Once at Cambridge in 1948, I did not have to wait very long for an invitation to play in a concert – the CUMS Freshers’ concert in October 1948, when I played the Mozart Sonata for two pianos, K448 with a fellow music undergraduate from Trinity, Raymond Leppard. We became friends, and from that moment music and piano playing held my chief attention. I played in concerts as soloist, and in chamber music with other musicians whenever I was asked. But the single event that had the greatest effect on the pattern of music-making in Cambridge was the bicentenary in 1950 of the death of J.S. Bach.

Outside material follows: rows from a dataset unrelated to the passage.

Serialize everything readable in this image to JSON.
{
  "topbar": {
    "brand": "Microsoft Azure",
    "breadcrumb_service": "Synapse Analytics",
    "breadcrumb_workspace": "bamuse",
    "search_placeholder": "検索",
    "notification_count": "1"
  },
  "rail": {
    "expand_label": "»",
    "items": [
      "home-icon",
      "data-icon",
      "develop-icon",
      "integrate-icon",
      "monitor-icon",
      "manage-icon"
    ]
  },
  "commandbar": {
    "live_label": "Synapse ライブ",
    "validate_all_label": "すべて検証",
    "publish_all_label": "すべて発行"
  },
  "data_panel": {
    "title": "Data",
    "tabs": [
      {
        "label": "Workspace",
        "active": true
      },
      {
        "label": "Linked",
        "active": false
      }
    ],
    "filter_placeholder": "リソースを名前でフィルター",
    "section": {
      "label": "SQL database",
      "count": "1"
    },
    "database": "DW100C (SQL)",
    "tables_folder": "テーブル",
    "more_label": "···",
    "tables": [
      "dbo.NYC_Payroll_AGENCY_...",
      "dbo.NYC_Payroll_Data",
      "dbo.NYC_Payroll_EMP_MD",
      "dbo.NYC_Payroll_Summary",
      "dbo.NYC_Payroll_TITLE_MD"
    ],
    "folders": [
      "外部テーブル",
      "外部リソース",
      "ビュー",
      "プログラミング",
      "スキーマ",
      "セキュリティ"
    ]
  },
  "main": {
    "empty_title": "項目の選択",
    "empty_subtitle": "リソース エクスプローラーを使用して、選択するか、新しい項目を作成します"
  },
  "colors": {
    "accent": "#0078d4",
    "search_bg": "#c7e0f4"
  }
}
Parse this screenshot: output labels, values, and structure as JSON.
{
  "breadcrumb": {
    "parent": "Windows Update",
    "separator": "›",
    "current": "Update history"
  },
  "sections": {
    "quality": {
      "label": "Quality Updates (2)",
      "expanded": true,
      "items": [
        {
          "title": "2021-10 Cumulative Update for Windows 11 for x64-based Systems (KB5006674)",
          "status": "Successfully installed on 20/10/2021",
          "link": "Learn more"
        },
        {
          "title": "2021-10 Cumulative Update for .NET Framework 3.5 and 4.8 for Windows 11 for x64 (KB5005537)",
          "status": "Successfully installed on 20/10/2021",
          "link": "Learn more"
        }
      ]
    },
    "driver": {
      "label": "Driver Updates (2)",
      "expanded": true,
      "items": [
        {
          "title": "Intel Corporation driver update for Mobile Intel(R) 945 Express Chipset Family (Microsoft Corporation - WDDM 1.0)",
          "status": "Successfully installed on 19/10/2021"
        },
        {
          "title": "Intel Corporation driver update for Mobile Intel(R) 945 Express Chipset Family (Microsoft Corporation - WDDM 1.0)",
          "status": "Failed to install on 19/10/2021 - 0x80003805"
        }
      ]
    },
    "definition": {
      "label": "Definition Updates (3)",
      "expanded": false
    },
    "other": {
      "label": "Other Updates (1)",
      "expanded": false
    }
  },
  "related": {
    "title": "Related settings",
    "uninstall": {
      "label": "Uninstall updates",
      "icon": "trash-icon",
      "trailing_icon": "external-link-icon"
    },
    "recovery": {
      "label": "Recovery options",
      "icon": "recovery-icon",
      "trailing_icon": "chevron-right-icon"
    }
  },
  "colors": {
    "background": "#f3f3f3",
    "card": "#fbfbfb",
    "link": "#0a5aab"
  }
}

King’s marked the occasion with a year-long celebration, for which Boris Ord led the way with performances of three of Bach’s major works in the chapel, spread out seasonally – The Christmas Oratorio in Advent, St Matthew Passion in Lent, Magnificat in the summer of 1950. I watched and listened in wonder as these enormous musical structures were put together piece by piece under Boris’s direction, and was able to participate by acting as rehearsal pianist for the soloists, and by joining the CUMS chorus.

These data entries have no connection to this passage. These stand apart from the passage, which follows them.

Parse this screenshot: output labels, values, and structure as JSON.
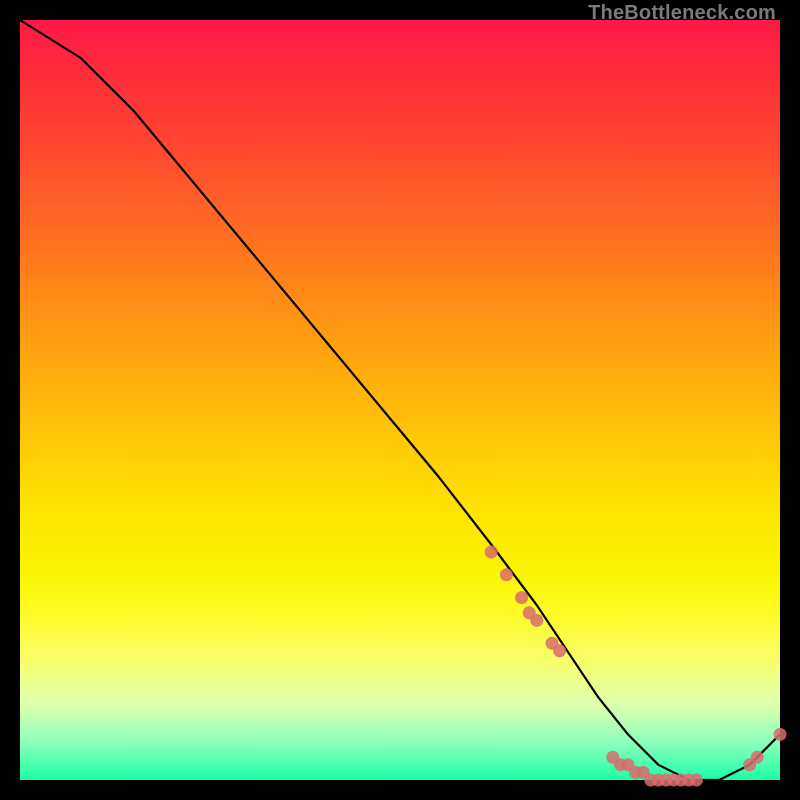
{
  "attribution": "TheBottleneck.com",
  "colors": {
    "dot": "#d86c6c",
    "line": "#000000",
    "frame": "#000000",
    "gradient_top": "#ff1848",
    "gradient_bottom": "#1affa8"
  },
  "chart_data": {
    "type": "line",
    "title": "",
    "xlabel": "",
    "ylabel": "",
    "xlim": [
      0,
      100
    ],
    "ylim": [
      0,
      100
    ],
    "x": [
      0,
      8,
      15,
      25,
      35,
      45,
      55,
      62,
      68,
      72,
      76,
      80,
      84,
      88,
      92,
      96,
      100
    ],
    "values": [
      100,
      95,
      88,
      76,
      64,
      52,
      40,
      31,
      23,
      17,
      11,
      6,
      2,
      0,
      0,
      2,
      6
    ],
    "points": {
      "type": "scatter",
      "x": [
        62,
        64,
        66,
        67,
        68,
        70,
        71,
        78,
        79,
        80,
        81,
        82,
        83,
        84,
        85,
        86,
        87,
        88,
        89,
        96,
        97,
        100
      ],
      "y": [
        30,
        27,
        24,
        22,
        21,
        18,
        17,
        3,
        2,
        2,
        1,
        1,
        0,
        0,
        0,
        0,
        0,
        0,
        0,
        2,
        3,
        6
      ]
    }
  }
}
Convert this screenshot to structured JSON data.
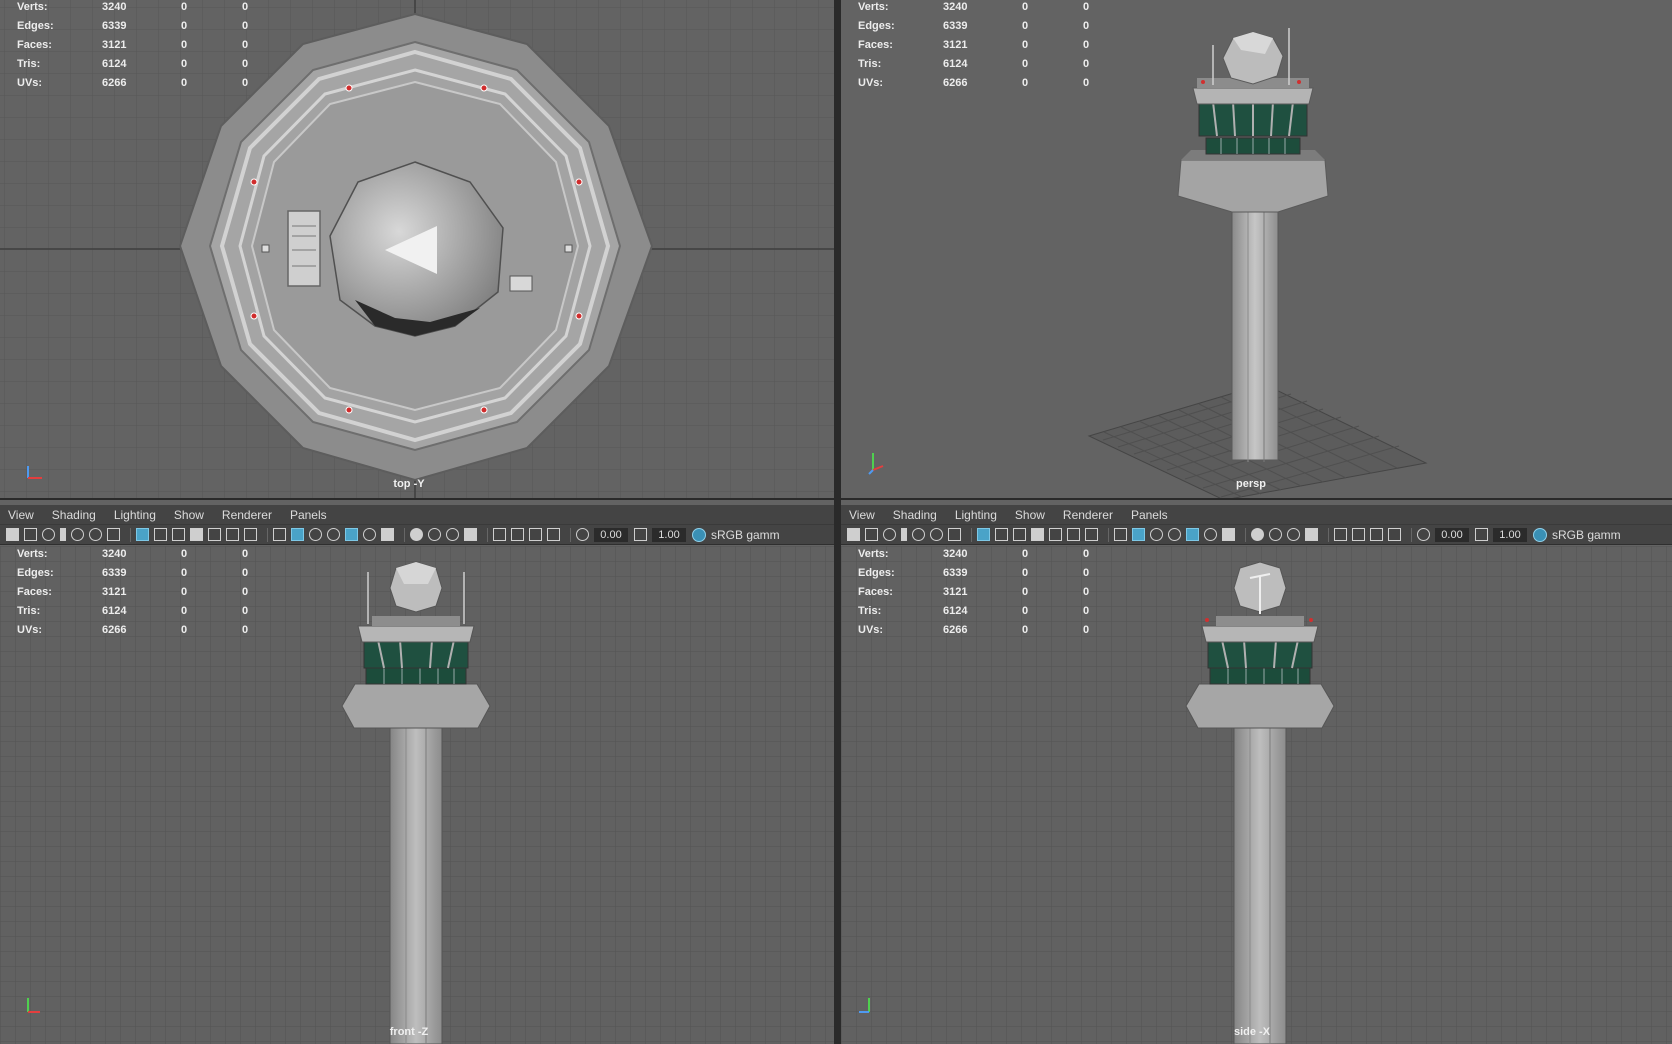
{
  "menus": [
    "View",
    "Shading",
    "Lighting",
    "Show",
    "Renderer",
    "Panels"
  ],
  "hud": {
    "rows": [
      {
        "label": "Verts:",
        "value": "3240",
        "a": "0",
        "b": "0"
      },
      {
        "label": "Edges:",
        "value": "6339",
        "a": "0",
        "b": "0"
      },
      {
        "label": "Faces:",
        "value": "3121",
        "a": "0",
        "b": "0"
      },
      {
        "label": "Tris:",
        "value": "6124",
        "a": "0",
        "b": "0"
      },
      {
        "label": "UVs:",
        "value": "6266",
        "a": "0",
        "b": "0"
      }
    ]
  },
  "toolbar": {
    "exposure": "0.00",
    "gamma": "1.00",
    "colorspace": "sRGB gamm"
  },
  "viewports": {
    "top": {
      "label": "top -Y"
    },
    "persp": {
      "label": "persp"
    },
    "front": {
      "label": "front -Z"
    },
    "side": {
      "label": "side -X"
    }
  },
  "colors": {
    "viewport_bg": "#636363",
    "grid": "#555555",
    "ui_bg": "#444444",
    "accent": "#4aa3c8",
    "glass": "#1e4a3c",
    "concrete": "#a9a9a9"
  }
}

The more I studied Bach’s music in this way, the more I needed to know about his life, his history, his aesthetic and artistic purpose. Unfortunately, this played havoc with my planned academic work for the Classical Tripos since there were not enough hours in the day for adequate time to be spent studying each. It had to be Bach or Plato, not both. However, when I talked about this problem with the Senior Tutor, Patrick Wilkinson, himself a classical scholar, the latter said without hesitation that I should continue to do as I was doing. For good measure, as a classical scholar, he quoted the maxim of the Delphic Oracle: gnowthi seauton – “Know thyself”. Others said the same. Philip Radcliffe told me that this problem was nothing new. He himself had faced exactly the same choice when he was an undergraduate. So, I continued piano playing as before, both in public performance and private study. Concerts became more numerous in my third year, and mindful of the advice of my first teacher Henry Havergal, I went once a fortnight to London for technical study with a piano professor at the Royal Academy of Music, Wesley Roberts, since there was no such teacher in Cambridge.

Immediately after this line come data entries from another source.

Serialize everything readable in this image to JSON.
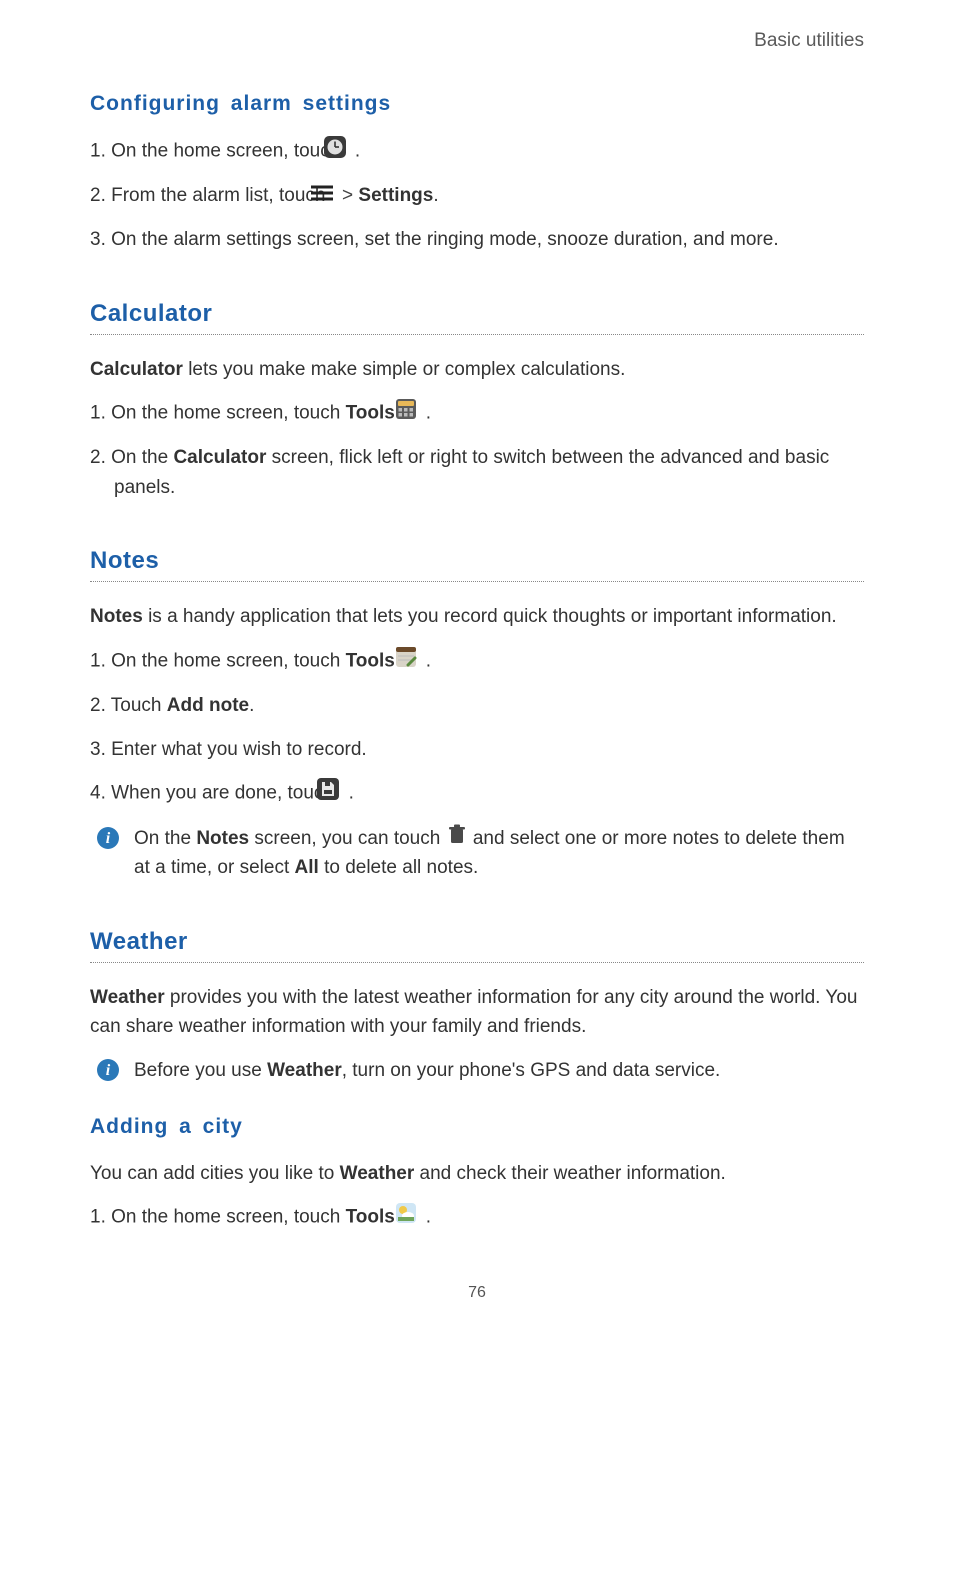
{
  "header": "Basic utilities",
  "alarm": {
    "heading": "Configuring  alarm  settings",
    "step1_a": "1. On the home screen, touch ",
    "step1_b": " .",
    "step2_a": "2.  From the alarm list, touch ",
    "step2_gt": " > ",
    "step2_settings": "Settings",
    "step2_end": ".",
    "step3": "3.  On the alarm settings screen, set the ringing mode, snooze duration, and more."
  },
  "calculator": {
    "heading": "Calculator",
    "intro_bold": "Calculator",
    "intro_rest": " lets you make make simple or complex calculations.",
    "step1_a": "1. On the home screen, touch ",
    "step1_tools": "Tools",
    "step1_gt": " > ",
    "step1_end": " .",
    "step2_a": "2.  On the ",
    "step2_calc": "Calculator",
    "step2_b": " screen, flick left or right to switch between the advanced and basic panels."
  },
  "notes": {
    "heading": "Notes",
    "intro_bold": "Notes",
    "intro_rest": " is a handy application that lets you record quick thoughts or important information.",
    "step1_a": "1. On the home screen, touch ",
    "step1_tools": "Tools",
    "step1_gt": " > ",
    "step1_end": " .",
    "step2_a": "2.  Touch ",
    "step2_add": "Add note",
    "step2_end": ".",
    "step3": "3.  Enter what you wish to record.",
    "step4_a": "4.  When you are done, touch ",
    "step4_end": " .",
    "info_a": "On the ",
    "info_notes": "Notes",
    "info_b": " screen, you can touch ",
    "info_c": " and select one or more notes to delete them at a time, or select ",
    "info_all": "All",
    "info_d": " to delete all notes."
  },
  "weather": {
    "heading": "Weather",
    "intro_bold": "Weather",
    "intro_rest": " provides you with the latest weather information for any city around the world. You can share weather information with your family and friends.",
    "info_a": "Before you use ",
    "info_w": "Weather",
    "info_b": ", turn on your phone's GPS and data service.",
    "add_heading": "Adding  a  city",
    "add_intro_a": "You can add cities you like to ",
    "add_intro_w": "Weather",
    "add_intro_b": " and check their weather information.",
    "step1_a": "1. On the home screen, touch ",
    "step1_tools": "Tools",
    "step1_gt": " > ",
    "step1_end": " ."
  },
  "page_number": "76"
}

In my third year 1950-51 I was made Secretary of KCMS. Informal concerts were given on Sunday evenings in the hall by members of the College and their guests; but the highlight of the year was the annual May Week concert in the second week of June, and it is the programme of that concert in June 1951 that forms the first illustration in my musical journey. Boris Ord often used the May Week concerts to introduce particular new works by British composers. In 1949, he introduced Summer’s last will and testament by his friend and fellow student at the Royal College of Music, Constant Lambert; in 1951, Five flower songs by Benjamin Britten, and songs by Peter Warlock (Philip Heseltine). It was at this concert in 1951 that I played the Mozart Piano Concerto in F, K 459, and Boris Ord conducted the King’s Orchestra.
Thus ended my three years at King’s. In September 1951 I joined Wiliam Alwyn’s composition class at the Royal Academy of Music and embarked on what proved to be a 60-year voyage of musical discovery.